The virtue of the yogi is understanding, rather than retaliation or wreaking vengeance or reaction of any kind. He does not get stirred up by stimuli from the outside world. He is not a slave; he is a master. A peculiar softness of nature gets combined with the hardness of power. Vajradapi kathorani mrduni kusumadapi: Yogis are described as harder than diamond and softer than a petal of lotus. We cannot do anything to them, such strong people they are; but nobody can be as soft as they are. That is lavanya combined with bala. Rupa lavanya bala: Beauty, magnificence, a magnetic personality, strength – all these follow gradually as a necessary result of our sustained effort at bringing together the powers of our personality, which are dissipated by sensory activity, egoistic affirmation and desires of various kinds. To put them down it is that we take to the practice of yoga.
We have not come to that stage of yoga where our consciousness gets identified with the powers of the world. We are still in a very, very low stage, in the bare stage of the attempt at sitting in a single posture and breathing normally in a sustained, harmonious manner. But even these simple practices, continued for a protracted period, will bring about their own result because even the first step in yoga is yoga itself. Jijnasur api yogasya sabda-brahmativartate (Gita 6.44): Even an aspiration to know God is such a virtue that it surpasses all other charitable deeds of the world, because the desire to know God is to be regarded as the fruit of immense virtues accumulated in previous lives. Nobody can desire God, unless it is a flowering of immense past effort of many lives through which one has lived.
Thus, we are enthused by this great solacing feature that is in our life called yoga, which many of the scriptures refer to as more compassionate than a mother and dearer than a mother. The most loving person in the world is one’s own mother; and this yoga is supposed to be dearer than mother herself because it will take care of us more than a mother. Wherever we are and whenever we are in trouble, the mother keeps a kind eye upon us, but yoga will keep a kinder eye, and it will see that we do not come to a difficulty of any kind. This yoga is not a person that is taking care of us like an outside being as a mother; it is something that is happening within us, ourselves. Na deva dandam udyamya rakshanti pasupalavat: When the higher powers make up their minds to take care of us, they do not protect us like a shepherd with a stick in his hand, going after his sheep. This is because these divine powers are not persons who are wandering outside in the world, like soldiers. They are powers within ourselves, which, when they are awakened, begin to guard us because we have bestowed thought upon them.

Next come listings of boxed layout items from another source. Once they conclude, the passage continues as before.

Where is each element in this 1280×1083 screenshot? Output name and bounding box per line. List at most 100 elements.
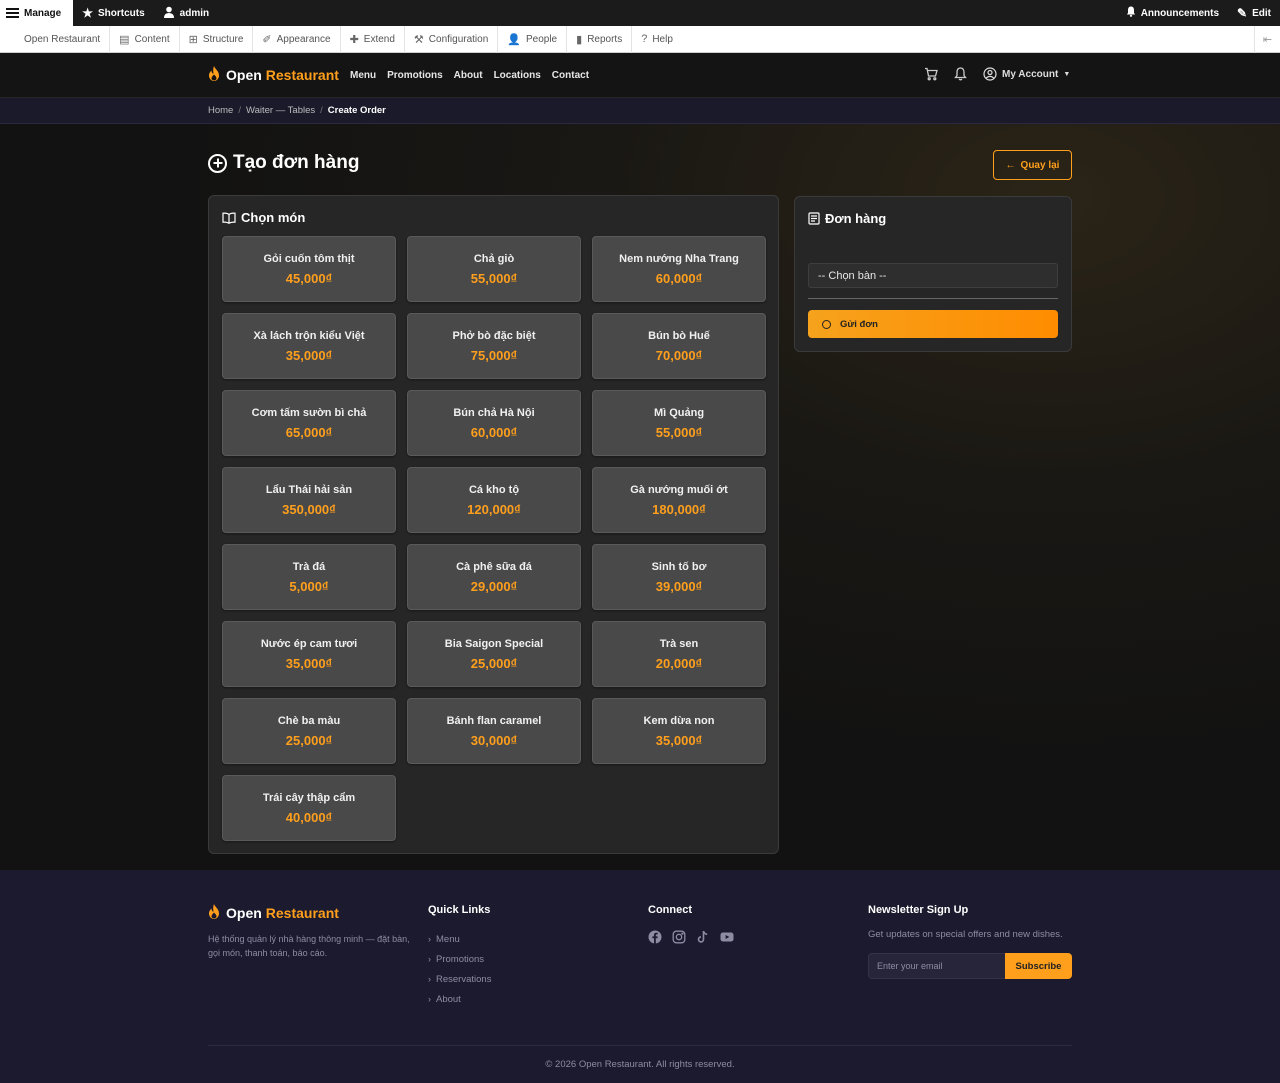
admin-menu-people[interactable]: 👤 People [498, 25, 568, 53]
back-button[interactable]: ← Quay lại [993, 150, 1072, 180]
menu-item-card[interactable]: Lẩu Thái hải sản 350,000₫ [222, 467, 396, 533]
breadcrumb: Home / Waiter — Tables / Create Order [0, 98, 1280, 124]
check-circle-icon [822, 319, 831, 329]
footer-description: Hệ thống quản lý nhà hàng thông minh — đ… [208, 934, 410, 958]
edit-tab[interactable]: ✎ Edit [1228, 0, 1280, 26]
menu-item-card[interactable]: Nem nướng Nha Trang 60,000₫ [592, 236, 766, 302]
instagram-icon[interactable] [672, 930, 686, 944]
breadcrumb-home[interactable]: Home [208, 105, 233, 116]
submit-order-button[interactable]: Gửi đơn [808, 310, 1058, 338]
shortcuts-tab[interactable]: ★ Shortcuts [73, 0, 153, 26]
nav-promotions[interactable]: Promotions [387, 70, 443, 81]
menu-item-card[interactable]: Trái cây thập cẩm 40,000₫ [222, 775, 396, 841]
menu-item-card[interactable]: Cá kho tộ 120,000₫ [407, 467, 581, 533]
menu-item-name: Chè ba màu [277, 714, 341, 727]
menu-item-card[interactable]: Bánh flan caramel 30,000₫ [407, 698, 581, 764]
order-panel-heading-text: Đơn hàng [825, 211, 887, 226]
youtube-icon[interactable] [720, 930, 734, 944]
menu-item-card[interactable]: Gà nướng muối ớt 180,000₫ [592, 467, 766, 533]
subscribe-button[interactable]: Subscribe [1005, 953, 1072, 979]
admin-menu-label: Extend [363, 33, 395, 45]
footer-logo-text-open: Open [226, 905, 262, 921]
footer-link-reservations[interactable]: › Reservations [428, 969, 491, 989]
document-icon: ▤ [119, 33, 130, 46]
menu-item-price: 350,000₫ [282, 501, 336, 517]
admin-menu-home[interactable]: Open Restaurant [0, 25, 111, 53]
facebook-icon[interactable] [648, 930, 662, 944]
menu-item-name: Cá kho tộ [468, 483, 520, 496]
menu-item-card[interactable]: Bún bò Huế 70,000₫ [592, 313, 766, 379]
menu-item-card[interactable]: Bún chả Hà Nội 60,000₫ [407, 390, 581, 456]
footer-logo[interactable]: Open Restaurant [208, 904, 339, 922]
menu-item-card[interactable]: Kem dừa non 35,000₫ [592, 698, 766, 764]
logo-text-restaurant: Restaurant [265, 67, 339, 83]
order-panel: Đơn hàng -- Chọn bàn -- Gửi đơn [794, 196, 1072, 352]
collapse-toolbar-button[interactable]: ⇤ [1254, 25, 1280, 53]
tiktok-icon[interactable] [696, 930, 710, 944]
breadcrumb-waiter-tables[interactable]: Waiter — Tables [246, 105, 315, 116]
menu-item-price: 39,000₫ [655, 578, 703, 594]
footer-link-menu[interactable]: › Menu [428, 929, 491, 949]
plus-circle-icon [208, 153, 227, 173]
menu-item-card[interactable]: Xà lách trộn kiểu Việt 35,000₫ [222, 313, 396, 379]
menu-item-card[interactable]: Nước ép cam tươi 35,000₫ [222, 621, 396, 687]
menu-item-grid: Gỏi cuốn tôm thịt 45,000₫ Chả giò 55,000₫ Ne… [222, 236, 766, 841]
menu-item-card[interactable]: Cà phê sữa đá 29,000₫ [407, 544, 581, 610]
breadcrumb-separator: / [238, 105, 241, 116]
notification-bell-icon[interactable] [954, 67, 967, 81]
admin-menu-label: Content [134, 33, 170, 45]
menu-item-card[interactable]: Phở bò đặc biệt 75,000₫ [407, 313, 581, 379]
breadcrumb-current: Create Order [327, 105, 386, 116]
admin-menu-structure[interactable]: ⊞ Structure [180, 25, 254, 53]
footer-link-label: Reservations [436, 973, 492, 985]
menu-item-name: Trái cây thập cẩm [262, 791, 356, 804]
footer-link-about[interactable]: › About [428, 989, 491, 1009]
menu-item-price: 35,000₫ [285, 347, 333, 363]
menu-item-card[interactable]: Trà đá 5,000₫ [222, 544, 396, 610]
announcements-tab[interactable]: Announcements [1117, 0, 1228, 26]
menu-item-card[interactable]: Mì Quảng 55,000₫ [592, 390, 766, 456]
menu-item-price: 25,000₫ [285, 732, 333, 748]
menu-item-card[interactable]: Sinh tố bơ 39,000₫ [592, 544, 766, 610]
my-account-dropdown[interactable]: My Account ▼ [983, 67, 1070, 81]
footer-link-promotions[interactable]: › Promotions [428, 949, 491, 969]
admin-menu-help[interactable]: ? Help [632, 26, 682, 53]
wrench-icon: ⚒ [413, 33, 424, 46]
menu-item-card[interactable]: Chè ba màu 25,000₫ [222, 698, 396, 764]
menu-item-price: 30,000₫ [470, 732, 518, 748]
menu-item-card[interactable]: Bia Saigon Special 25,000₫ [407, 621, 581, 687]
menu-item-card[interactable]: Chả giò 55,000₫ [407, 236, 581, 302]
page-title-text: Tạo đơn hàng [233, 152, 360, 173]
footer-link-label: About [436, 993, 461, 1005]
menu-item-price: 5,000₫ [289, 578, 329, 594]
nav-locations[interactable]: Locations [494, 70, 541, 81]
newsletter-email-input[interactable]: Enter your email [868, 953, 1006, 979]
page-title: Tạo đơn hàng [208, 152, 359, 174]
menu-item-card[interactable]: Cơm tấm sườn bì chả 65,000₫ [222, 390, 396, 456]
book-open-icon [222, 212, 236, 224]
nav-contact[interactable]: Contact [552, 70, 589, 81]
menu-panel-heading: Chọn món [222, 210, 305, 225]
help-icon: ? [641, 33, 648, 45]
nav-about[interactable]: About [454, 70, 483, 81]
admin-menu-reports[interactable]: ▮ Reports [567, 25, 633, 53]
connect-heading: Connect [648, 904, 692, 916]
menu-item-price: 120,000₫ [467, 501, 521, 517]
admin-menu-configuration[interactable]: ⚒ Configuration [405, 25, 499, 53]
user-tab[interactable]: admin [154, 0, 218, 26]
admin-menu-content[interactable]: ▤ Content [110, 25, 180, 53]
menu-item-name: Chả giò [473, 252, 515, 265]
flame-icon [208, 904, 220, 922]
site-logo[interactable]: Open Restaurant [208, 66, 339, 84]
manage-tab[interactable]: Manage [0, 0, 74, 26]
admin-menu-extend[interactable]: ✚ Extend [341, 25, 405, 53]
cart-icon[interactable] [924, 67, 938, 81]
footer-logo-text-restaurant: Restaurant [265, 905, 339, 921]
menu-item-card[interactable]: Trà sen 20,000₫ [592, 621, 766, 687]
admin-menu-appearance[interactable]: ✐ Appearance [253, 25, 341, 53]
user-circle-icon [983, 67, 997, 81]
menu-item-card[interactable]: Gỏi cuốn tôm thịt 45,000₫ [222, 236, 396, 302]
menu-item-price: 60,000₫ [470, 424, 518, 440]
table-select[interactable]: -- Chọn bàn -- [808, 263, 1058, 288]
nav-menu[interactable]: Menu [350, 70, 376, 81]
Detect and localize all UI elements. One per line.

These powers – whatever we seek, in fact – is in ourselves. One of the greatest miraculous discoveries of the philosophy of yoga is that whatever we seek is in ourselves. It is not outside, because there is no such thing as ‘outside’. The concept of ‘outside’ is an illusion that is created by a peculiar structural defect in the activity of the mind. Just as there is a false outsidedness in dream, while there is no such thing as that, there is no such thing as externality even in the waking world. Don’t we see a vast external world in dream, something disconnected from us? But is it really disconnected? We know very well how even the vast world that we see in dream is connected with us and the externality of that so-called world there is a falsity created by a peculiar movement of the mind. So is this externality that keeps us cut off from the world of nature.